Which is why it's been so surprising to find the company squandering its reputation for all these things over a relatively minor flaw with the new iPhone. In fact, the way the company has dealt with the issue can be viewed as a case study of sorts for what not to do in adverse situations.

The new iPhone 4, which Consumer Reports claims has signal issuesThe issue: signal problems with the recently released iPhone 4, which can cause the phone to lose service if held a certain way. The obvious solution: "don't hold it that way." Which is fine, except that Apple is charging significant amounts of money for the phone. Simply telling customers, "you're using it wrong"—as Steve Jobs initially did—doesn't quite cut it.

Perhaps realizing this, the company admitted that there was a problem with signal deterioration—the admission coming just a couple of days after Jobs' impolitic response. The problem, according to Apple on this occasion, was faulty software.

If the folks at Apple thought the issue had been addressed sufficiently, they were dead wrong: tech journalists just wouldn't leave it alone, eventually forcing an admission from the company that the hardware was the issue.
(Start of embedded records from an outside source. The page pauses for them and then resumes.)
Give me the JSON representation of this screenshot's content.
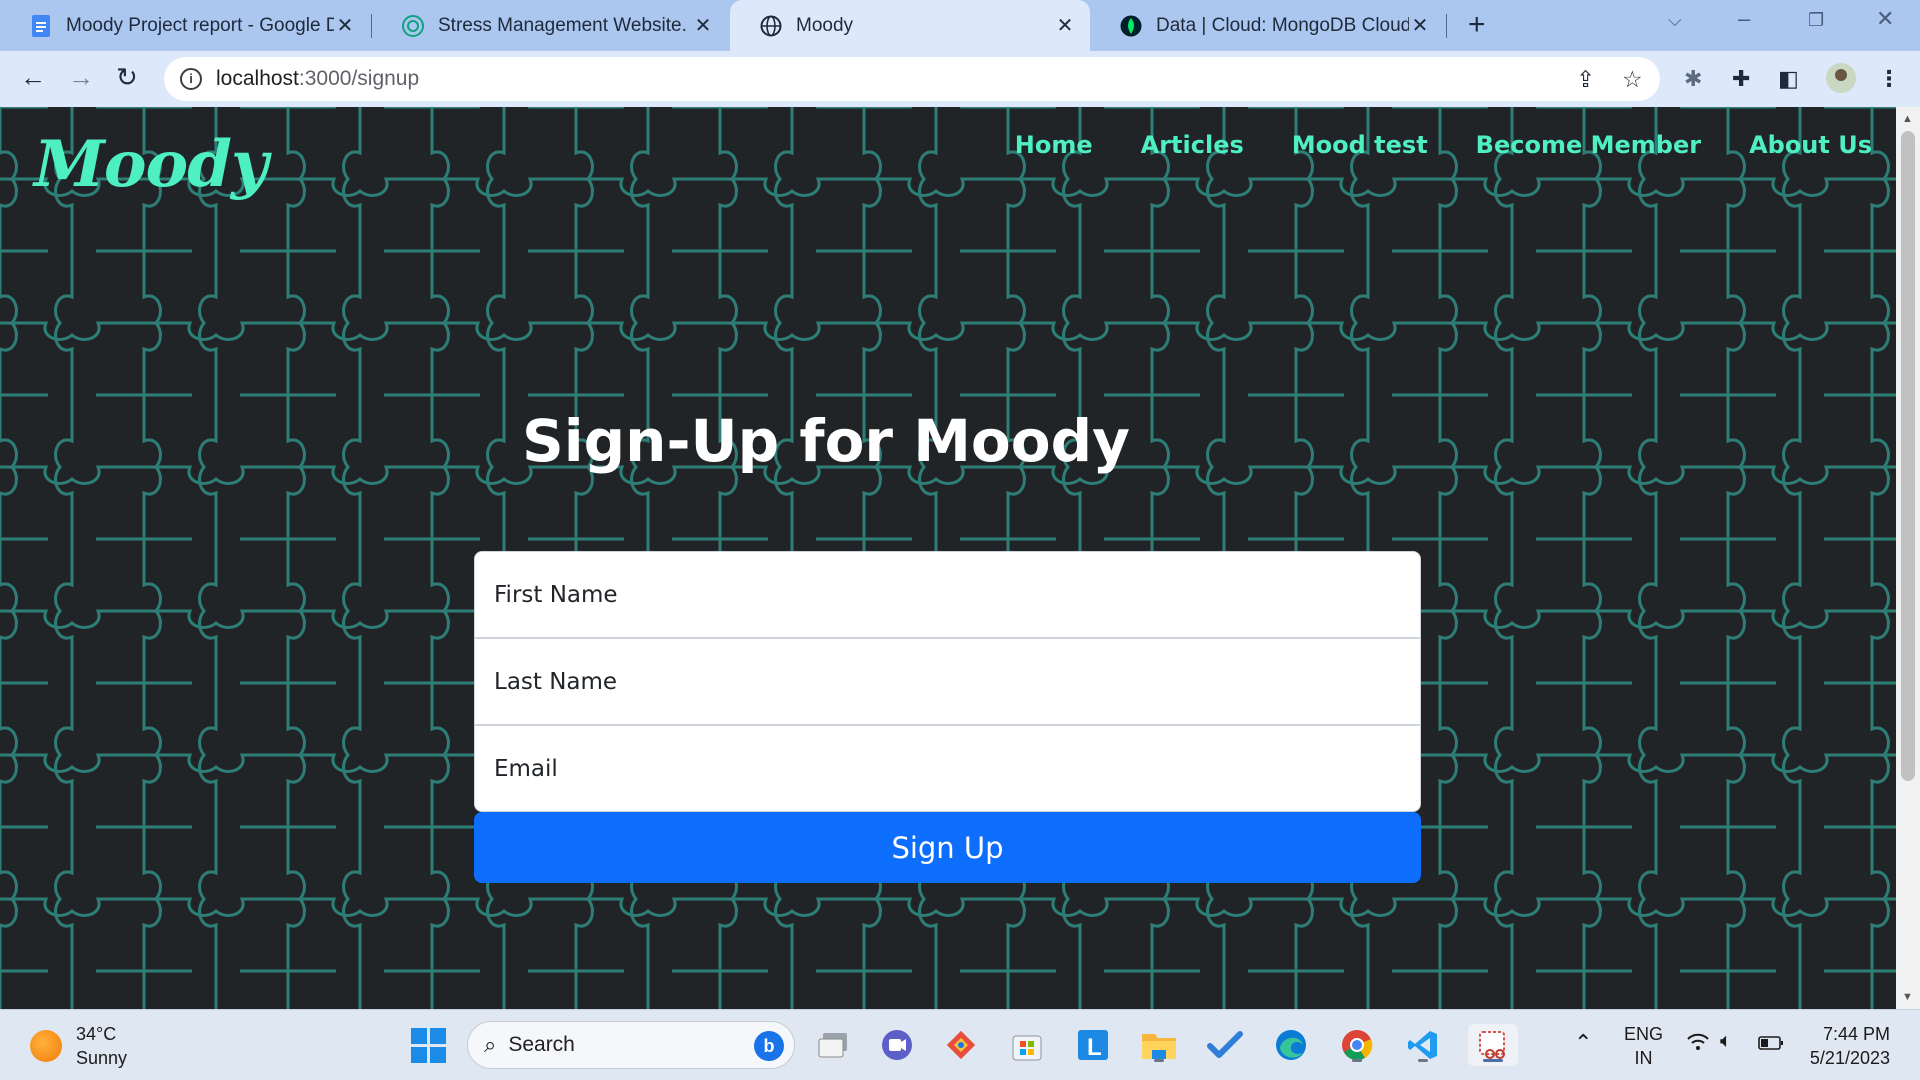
{
  "browser": {
    "tabs": [
      {
        "title": "Moody Project report - Google D",
        "icon": "google-docs-icon",
        "active": false
      },
      {
        "title": "Stress Management Website.",
        "icon": "chatgpt-icon",
        "active": false
      },
      {
        "title": "Moody",
        "icon": "globe-icon",
        "active": true
      },
      {
        "title": "Data | Cloud: MongoDB Cloud",
        "icon": "mongodb-leaf-icon",
        "active": false
      }
    ],
    "new_tab": "+",
    "url_host": "localhost",
    "url_path": ":3000/signup"
  },
  "site": {
    "logo": "Moody",
    "nav": [
      "Home",
      "Articles",
      "Mood test",
      "Become Member",
      "About Us"
    ],
    "heading": "Sign-Up for Moody",
    "form": {
      "first_name_placeholder": "First Name",
      "last_name_placeholder": "Last Name",
      "email_placeholder": "Email",
      "submit_label": "Sign Up"
    },
    "colors": {
      "accent": "#4ef0c2",
      "background": "#212427",
      "pattern": "#2e7e78",
      "button": "#0d6efd"
    }
  },
  "taskbar": {
    "weather_temp": "34°C",
    "weather_desc": "Sunny",
    "search_label": "Search",
    "language_line1": "ENG",
    "language_line2": "IN",
    "time": "7:44 PM",
    "date": "5/21/2023"
  }
}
Even there, however, the issue hasn't been put to rest. Apple hasn't suggested any kind of plan for dealing with the problem, beyond suggesting that customers either "not hold the phone in a manner that causes the hand to touch that lower left hand corner, or purchase a $30 bumper from Apple which would solve the problem."

That led to something of a damning report from Consumer Reports, whose engineers recently finished testing the device. Their conclusion: that "Apple needs to come up with a permanent—and free—fix for the antenna problem before we can recommend the iPhone 4."

That is a huge blow for a company that prides itself on the design of its products. When your business revolves around making the sleekest, best-functioning devices on the market, it's damning indeed to have reviewers recommend applying duct tape to ensure those devices work properly. It's worse still when you've built a reputation for delighting your customers only to suggest that they're at fault when they find an issue with your latest product, or spend yet more money to address it.

The trajectory of this issue so far for Apple hasn't exactly been the stuff that great companies are made of. First, the phone managed to make it to market with this issue, meaning it was either insufficiently tested or assumed to not be a problem. Following the discovery of the issue, the company pointed the finger of blame first at its customers, then at a software issue, and even at AT&T's network. Only reluctantly did Apple own the problem, and since then they still haven't come up with any kind of fix or recompense that suggests they're thinking more about their customers than their bottom line.

Of course, it's important not to overstate the significance of this: the signal problem is a relatively minor flaw that won't affect the majority of iPhone users. But the way the company has chosen to deal with it is instructive, and suggests it still has things to learn on both the tech and the customer relations side. In the meantime, the rest of us can once again look to Apple as an example—only this time of what not to emulate.